Aku tersenyum puas melihat mereka yang panik dari layar laptopku. Empat cctv mini tersembunyi di ruang keluarga, ruang tamu, ruang kerja, dan juga kamarku.

Tante Vivi Sepertinya mengamuk. Ia tak betah berdiam diri di dalam rumah.

"Kamu Ilham, kenapa juga mengundang orang untuk hadir di pernikahanmu. Kalau begini kita semua yang kebingungan. Bagaimana kalau salah satu dari kita positif," makinya. Mas Ilham diam tak menjawab.

"Iya, nih. Bikin repot. Udah gak ada pembantu lagi. Siapa yang masak dan beres-beres rumah ini. Aku gak mau dan gak sudi." Lisa, adik Rita menimpali.

"Pokoknya saya gak mau tahu. Kamu harus menanggung semuanya!"

"Tenang, Ma. Mas Ilham akan tanggung jawab. Sekarang ada M-banking dan delivery. Semua pasti gak kelaparan. Iya, kan Sayang."

"Kalian mau makan apa?" tanya mas Ilham. Ia mengeluarkan ponselnya. Di saku celana.

"Mama mau bubur ayam jamur, ice capucino dan tomyum seafood untuk nanti siang jangan lupa tambah udon. Pesan di Oishi suki saja. Di sana rasanya enak, pedasnya pas dan tak terlalu asam.

"Aku juga mau kwetiaw sapi dan es campur spesial," ucap Lisa.

Mas Ilham mengetik pesanannya melalui delivery online. Mereka juga memesan makanan dalam jumlah banyak.

Wajah suamiku berubah bingung. Ia mengutak-atik ponselnya dengan tangan gemetar. Bagaikan menonton film layar lebar. Aku terkekeh melihat raut wajahnya.

"Rit, Rita! Kok, saldo Mas habis. Kamu buat pakai apa?" tanyanya dengan nada tinggi.

"Lah, kok aku. Aku cuma pakai tiga ratus ribu dua hari yang lalu."

"Ini kenapa saldo hanya lima belas ribu? Kamu yang memakai aplikasi ini terakhir kali."

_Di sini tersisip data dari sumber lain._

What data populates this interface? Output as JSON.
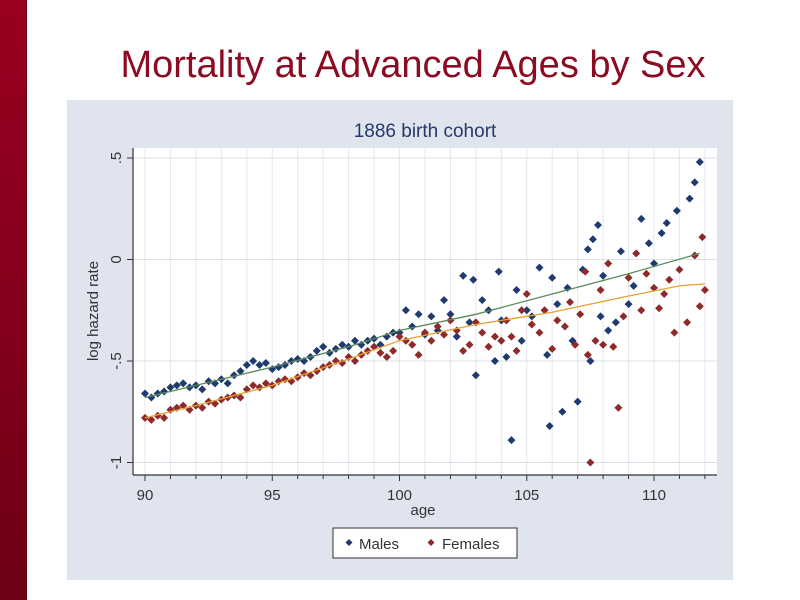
{
  "slide": {
    "title": "Mortality at Advanced Ages by Sex"
  },
  "colors": {
    "males": "#1f3a6e",
    "females": "#8e2a2a",
    "males_fit": "#5a8a5a",
    "females_fit": "#e8a030",
    "title": "#8c0a22"
  },
  "chart_data": {
    "type": "scatter",
    "title": "1886 birth cohort",
    "xlabel": "age",
    "ylabel": "log hazard rate",
    "xlim": [
      89.5,
      112.4
    ],
    "ylim": [
      -1.06,
      0.54
    ],
    "xticks": [
      90,
      95,
      100,
      105,
      110
    ],
    "xtick_labels": [
      "90",
      "95",
      "100",
      "105",
      "110"
    ],
    "yticks": [
      -1,
      -0.5,
      0,
      0.5
    ],
    "ytick_labels": [
      "-1",
      "-.5",
      "0",
      ".5"
    ],
    "grid": true,
    "legend": {
      "placement": "bottom",
      "entries": [
        "Males",
        "Females"
      ]
    },
    "series": [
      {
        "name": "Males",
        "points": [
          [
            90.0,
            -0.66
          ],
          [
            90.25,
            -0.68
          ],
          [
            90.5,
            -0.66
          ],
          [
            90.75,
            -0.65
          ],
          [
            91.0,
            -0.63
          ],
          [
            91.25,
            -0.62
          ],
          [
            91.5,
            -0.61
          ],
          [
            91.75,
            -0.63
          ],
          [
            92.0,
            -0.62
          ],
          [
            92.25,
            -0.64
          ],
          [
            92.5,
            -0.6
          ],
          [
            92.75,
            -0.61
          ],
          [
            93.0,
            -0.59
          ],
          [
            93.25,
            -0.61
          ],
          [
            93.5,
            -0.57
          ],
          [
            93.75,
            -0.55
          ],
          [
            94.0,
            -0.52
          ],
          [
            94.25,
            -0.5
          ],
          [
            94.5,
            -0.52
          ],
          [
            94.75,
            -0.51
          ],
          [
            95.0,
            -0.54
          ],
          [
            95.25,
            -0.53
          ],
          [
            95.5,
            -0.52
          ],
          [
            95.75,
            -0.5
          ],
          [
            96.0,
            -0.49
          ],
          [
            96.25,
            -0.5
          ],
          [
            96.5,
            -0.48
          ],
          [
            96.75,
            -0.45
          ],
          [
            97.0,
            -0.43
          ],
          [
            97.25,
            -0.46
          ],
          [
            97.5,
            -0.44
          ],
          [
            97.75,
            -0.42
          ],
          [
            98.0,
            -0.43
          ],
          [
            98.25,
            -0.4
          ],
          [
            98.5,
            -0.42
          ],
          [
            98.75,
            -0.4
          ],
          [
            99.0,
            -0.39
          ],
          [
            99.25,
            -0.42
          ],
          [
            99.5,
            -0.38
          ],
          [
            99.75,
            -0.36
          ],
          [
            100.0,
            -0.36
          ],
          [
            100.25,
            -0.25
          ],
          [
            100.5,
            -0.33
          ],
          [
            100.75,
            -0.27
          ],
          [
            101.0,
            -0.37
          ],
          [
            101.25,
            -0.28
          ],
          [
            101.5,
            -0.35
          ],
          [
            101.75,
            -0.2
          ],
          [
            102.0,
            -0.27
          ],
          [
            102.25,
            -0.38
          ],
          [
            102.5,
            -0.08
          ],
          [
            102.75,
            -0.31
          ],
          [
            102.9,
            -0.1
          ],
          [
            103.0,
            -0.57
          ],
          [
            103.25,
            -0.2
          ],
          [
            103.5,
            -0.25
          ],
          [
            103.75,
            -0.5
          ],
          [
            103.9,
            -0.06
          ],
          [
            104.0,
            -0.3
          ],
          [
            104.2,
            -0.48
          ],
          [
            104.4,
            -0.89
          ],
          [
            104.6,
            -0.15
          ],
          [
            104.8,
            -0.4
          ],
          [
            105.0,
            -0.25
          ],
          [
            105.2,
            -0.28
          ],
          [
            105.5,
            -0.04
          ],
          [
            105.8,
            -0.47
          ],
          [
            105.9,
            -0.82
          ],
          [
            106.0,
            -0.09
          ],
          [
            106.2,
            -0.22
          ],
          [
            106.4,
            -0.75
          ],
          [
            106.6,
            -0.14
          ],
          [
            106.8,
            -0.4
          ],
          [
            107.0,
            -0.7
          ],
          [
            107.2,
            -0.05
          ],
          [
            107.4,
            0.05
          ],
          [
            107.5,
            -0.5
          ],
          [
            107.6,
            0.1
          ],
          [
            107.8,
            0.17
          ],
          [
            107.9,
            -0.28
          ],
          [
            108.0,
            -0.08
          ],
          [
            108.2,
            -0.35
          ],
          [
            108.5,
            -0.31
          ],
          [
            108.7,
            0.04
          ],
          [
            109.0,
            -0.22
          ],
          [
            109.2,
            -0.13
          ],
          [
            109.5,
            0.2
          ],
          [
            109.8,
            0.08
          ],
          [
            110.0,
            -0.02
          ],
          [
            110.3,
            0.13
          ],
          [
            110.5,
            0.18
          ],
          [
            110.9,
            0.24
          ],
          [
            111.4,
            0.3
          ],
          [
            111.6,
            0.38
          ],
          [
            111.8,
            0.48
          ]
        ],
        "fit": [
          [
            90,
            -0.68
          ],
          [
            92,
            -0.62
          ],
          [
            95,
            -0.53
          ],
          [
            98,
            -0.43
          ],
          [
            100,
            -0.35
          ],
          [
            103,
            -0.27
          ],
          [
            106,
            -0.17
          ],
          [
            109,
            -0.07
          ],
          [
            111.8,
            0.03
          ]
        ]
      },
      {
        "name": "Females",
        "points": [
          [
            90.0,
            -0.78
          ],
          [
            90.25,
            -0.79
          ],
          [
            90.5,
            -0.77
          ],
          [
            90.75,
            -0.78
          ],
          [
            91.0,
            -0.74
          ],
          [
            91.25,
            -0.73
          ],
          [
            91.5,
            -0.72
          ],
          [
            91.75,
            -0.74
          ],
          [
            92.0,
            -0.72
          ],
          [
            92.25,
            -0.73
          ],
          [
            92.5,
            -0.7
          ],
          [
            92.75,
            -0.71
          ],
          [
            93.0,
            -0.69
          ],
          [
            93.25,
            -0.68
          ],
          [
            93.5,
            -0.67
          ],
          [
            93.75,
            -0.68
          ],
          [
            94.0,
            -0.64
          ],
          [
            94.25,
            -0.62
          ],
          [
            94.5,
            -0.63
          ],
          [
            94.75,
            -0.61
          ],
          [
            95.0,
            -0.62
          ],
          [
            95.25,
            -0.6
          ],
          [
            95.5,
            -0.59
          ],
          [
            95.75,
            -0.6
          ],
          [
            96.0,
            -0.58
          ],
          [
            96.25,
            -0.56
          ],
          [
            96.5,
            -0.57
          ],
          [
            96.75,
            -0.55
          ],
          [
            97.0,
            -0.53
          ],
          [
            97.25,
            -0.52
          ],
          [
            97.5,
            -0.5
          ],
          [
            97.75,
            -0.51
          ],
          [
            98.0,
            -0.48
          ],
          [
            98.25,
            -0.5
          ],
          [
            98.5,
            -0.47
          ],
          [
            98.75,
            -0.45
          ],
          [
            99.0,
            -0.43
          ],
          [
            99.25,
            -0.46
          ],
          [
            99.5,
            -0.48
          ],
          [
            99.75,
            -0.45
          ],
          [
            100.0,
            -0.38
          ],
          [
            100.25,
            -0.4
          ],
          [
            100.5,
            -0.42
          ],
          [
            100.75,
            -0.47
          ],
          [
            101.0,
            -0.36
          ],
          [
            101.25,
            -0.4
          ],
          [
            101.5,
            -0.33
          ],
          [
            101.75,
            -0.37
          ],
          [
            102.0,
            -0.3
          ],
          [
            102.25,
            -0.35
          ],
          [
            102.5,
            -0.45
          ],
          [
            102.75,
            -0.42
          ],
          [
            103.0,
            -0.31
          ],
          [
            103.25,
            -0.36
          ],
          [
            103.5,
            -0.43
          ],
          [
            103.75,
            -0.38
          ],
          [
            104.0,
            -0.4
          ],
          [
            104.2,
            -0.3
          ],
          [
            104.4,
            -0.38
          ],
          [
            104.6,
            -0.45
          ],
          [
            104.8,
            -0.25
          ],
          [
            105.0,
            -0.17
          ],
          [
            105.2,
            -0.32
          ],
          [
            105.5,
            -0.36
          ],
          [
            105.7,
            -0.25
          ],
          [
            106.0,
            -0.44
          ],
          [
            106.2,
            -0.3
          ],
          [
            106.5,
            -0.33
          ],
          [
            106.7,
            -0.21
          ],
          [
            106.9,
            -0.42
          ],
          [
            107.1,
            -0.27
          ],
          [
            107.3,
            -0.06
          ],
          [
            107.4,
            -0.47
          ],
          [
            107.5,
            -1.0
          ],
          [
            107.7,
            -0.4
          ],
          [
            107.9,
            -0.15
          ],
          [
            108.0,
            -0.42
          ],
          [
            108.2,
            -0.02
          ],
          [
            108.4,
            -0.43
          ],
          [
            108.6,
            -0.73
          ],
          [
            108.8,
            -0.28
          ],
          [
            109.0,
            -0.09
          ],
          [
            109.3,
            0.03
          ],
          [
            109.5,
            -0.25
          ],
          [
            109.7,
            -0.07
          ],
          [
            110.0,
            -0.14
          ],
          [
            110.2,
            -0.24
          ],
          [
            110.4,
            -0.17
          ],
          [
            110.6,
            -0.1
          ],
          [
            110.8,
            -0.36
          ],
          [
            111.0,
            -0.05
          ],
          [
            111.3,
            -0.31
          ],
          [
            111.6,
            0.02
          ],
          [
            111.8,
            -0.23
          ],
          [
            111.9,
            0.11
          ],
          [
            112.0,
            -0.15
          ]
        ],
        "fit": [
          [
            90,
            -0.78
          ],
          [
            92,
            -0.72
          ],
          [
            95,
            -0.62
          ],
          [
            98,
            -0.49
          ],
          [
            100,
            -0.4
          ],
          [
            103,
            -0.32
          ],
          [
            106,
            -0.26
          ],
          [
            109,
            -0.18
          ],
          [
            111,
            -0.13
          ],
          [
            112,
            -0.12
          ]
        ]
      }
    ]
  }
}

"Mas, kok nuduh aku! Aku tak tahu. Jangan salahkan aku. Mungkin kamu lupa mengisinya."

"Aku ingat sisa saldo masih ada tujuh ratus ribu. Gak mungkin aku lupa."

"Bisa saja kamu lupa. Aku gak tahu," sungut Rita kesal.

"Lalu siapa kalau bukan kamu!" bentaknya. Mas Ilham mulai memperlihatkan taring giginya.

Mata Rita mengembun ia hampir menangis.

"Sudah, Ilham. Kamu bisa bayar pakai M-banking. Cepat kami lapar!" cetus tante Vivi.

Lelaki yang telah menikahiku menghembuskan napas panjang, ia kembali duduk dan mengerutu." Menyusahkan saja satu keluarga."

"Hei! Saya dengar ucapan kamu!" maki tante Vivi.

"Maaf, Tante." Mas Ilham melanjutkan tujuannya.

Menatap layat kaca ponsel mahalnya.

"Si*lan! Ke mana uangku!"

"Mas, ada apa?" tanya Rita tak kalah panik.

"Saldo Mas, habis tak ada yang tersisa." Tubuhnya luruh ke bawah sofa.

"Biar aku saja yang keluar," ucap kakak Rita. Ia bangkit hendak membuka pintu." Kuncinya mana?" teriaknya.

Aku hanya bisa mendengar teriakkannya karena tak ada kamera di dekat pintu. Semua pintu telah kami kunci dari luar dan jendela tak akan bisa mereka buka karena tertutup teralis besi.

Ha ... ha ... Rasakan kalian! Selamat menikmati indahnya kebersamaan. Semua saldo milik mas Ilham telah ditrasfer ke rekeningku. Ia akan merasakan hidup pas-pasan di dalam rumah mewah.

Akan aku buat mereka frustasi dan akhirnya kehilangan akal sehat.

Untung saja perhiasan dan barang-barang berharga sudah diamankan oleh anak buahku. Mereka juga mengunci lemari milikku. Kalau tidak bisa hilang semua barang-barangnya.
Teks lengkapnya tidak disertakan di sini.